China Telecom and Huawei have secured another major industry endorsement. Their joint autonomous networks project won the 2026 Excellence in Autonomous Networks Award. The award was presented at Digital Transformation World 2026 in Copenhagen.
The winning submission was titled “To AN Level 4 and Beyond – How 900+ AI Agents Have Transformed China Telecom’s Operations”. It marks the second straight year the partners have won a major TM Forum Excellence Award.
The project focuses on a clear industry challenge. Mobile users now expect stronger performance during demanding digital activities. These include mobile AI, live streaming, and mobile gaming. Each service places heavy pressure on radio networks.
To address this, the companies developed a dedicated large model for network experience. They call it the Network Experience Improvement Large Model. It uses China Telecom’s own network foundation model. It also runs on SRCON 2.0, or Simulated Reality of Communication Networks 2.0.

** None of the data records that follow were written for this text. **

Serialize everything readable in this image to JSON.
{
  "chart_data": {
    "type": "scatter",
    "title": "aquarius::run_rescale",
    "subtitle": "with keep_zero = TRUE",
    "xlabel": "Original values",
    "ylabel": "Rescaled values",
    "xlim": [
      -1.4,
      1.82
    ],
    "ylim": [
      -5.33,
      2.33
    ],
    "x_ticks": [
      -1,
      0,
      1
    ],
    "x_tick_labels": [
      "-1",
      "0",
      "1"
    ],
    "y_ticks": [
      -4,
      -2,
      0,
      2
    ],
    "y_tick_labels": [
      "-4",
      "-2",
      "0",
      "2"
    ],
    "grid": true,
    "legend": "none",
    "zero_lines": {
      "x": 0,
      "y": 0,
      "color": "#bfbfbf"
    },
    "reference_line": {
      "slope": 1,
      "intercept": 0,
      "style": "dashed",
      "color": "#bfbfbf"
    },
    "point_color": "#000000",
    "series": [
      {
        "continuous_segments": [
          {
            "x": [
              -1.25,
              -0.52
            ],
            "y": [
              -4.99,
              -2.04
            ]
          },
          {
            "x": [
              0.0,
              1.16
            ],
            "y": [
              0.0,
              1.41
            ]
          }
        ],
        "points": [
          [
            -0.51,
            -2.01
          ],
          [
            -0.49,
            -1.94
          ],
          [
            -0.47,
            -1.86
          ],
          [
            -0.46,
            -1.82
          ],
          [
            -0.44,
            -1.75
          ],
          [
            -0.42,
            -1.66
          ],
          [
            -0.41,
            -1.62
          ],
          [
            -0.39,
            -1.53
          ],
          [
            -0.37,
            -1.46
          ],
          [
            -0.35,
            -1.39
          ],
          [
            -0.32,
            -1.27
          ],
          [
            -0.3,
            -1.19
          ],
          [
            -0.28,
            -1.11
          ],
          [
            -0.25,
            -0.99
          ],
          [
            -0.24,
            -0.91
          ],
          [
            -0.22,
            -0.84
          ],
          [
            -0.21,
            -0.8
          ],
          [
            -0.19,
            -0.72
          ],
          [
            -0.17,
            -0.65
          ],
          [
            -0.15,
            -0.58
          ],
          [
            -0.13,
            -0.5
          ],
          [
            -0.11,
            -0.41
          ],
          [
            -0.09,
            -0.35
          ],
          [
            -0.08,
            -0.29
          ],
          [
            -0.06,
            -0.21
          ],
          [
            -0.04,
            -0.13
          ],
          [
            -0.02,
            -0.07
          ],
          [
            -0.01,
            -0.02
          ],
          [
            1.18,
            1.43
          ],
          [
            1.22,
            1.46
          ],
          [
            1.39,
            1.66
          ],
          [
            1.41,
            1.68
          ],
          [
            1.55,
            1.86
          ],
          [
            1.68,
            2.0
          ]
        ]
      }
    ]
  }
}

In simple terms, the system looks for weak service experiences across the network. It then translates those issues into clear optimization actions. This helps engineers respond faster and with better accuracy.
The platform also uses large language models for end-to-end autonomous operations. These models help software interpret problems and suggest responses. That reduces manual work for operations teams. It also helps prevent service issues before users complain.
The reported results are notable. The solution now operates across 21 cities. China Telecom says poor-experience grids have fallen by 20%. Network-related customer complaints have also dropped by 10%.
These figures show why operators are watching autonomous networks closely. Better network quality can improve customer loyalty. Faster fault detection can reduce operational stress. AI systems can also support engineers during complex optimization tasks.
However, the shift demands careful management. Operators need clean data and strong governance. They also need confidence in automated decisions. If AI recommends poor actions, service quality could suffer.
There is also the question of vendor dependence. Deep collaboration can accelerate innovation. Yet operators must protect flexibility in future network planning. Open standards will play an important role here.
Even so, the award highlights growing momentum behind intelligent network operations. Telecom networks now handle millions of changing conditions every day. Human teams alone cannot track every pattern in real time.
Looking ahead, China Telecom and Huawei plan to deepen their partnership. They will focus on innovation and standards development. The companies say they want to build AI that truly “understands networks and users”.
For the wider telecom sector, this project offers a useful signal. Autonomous networks are moving from vision to operational reality. The next test will be wider deployment, trusted automation, and measurable business value.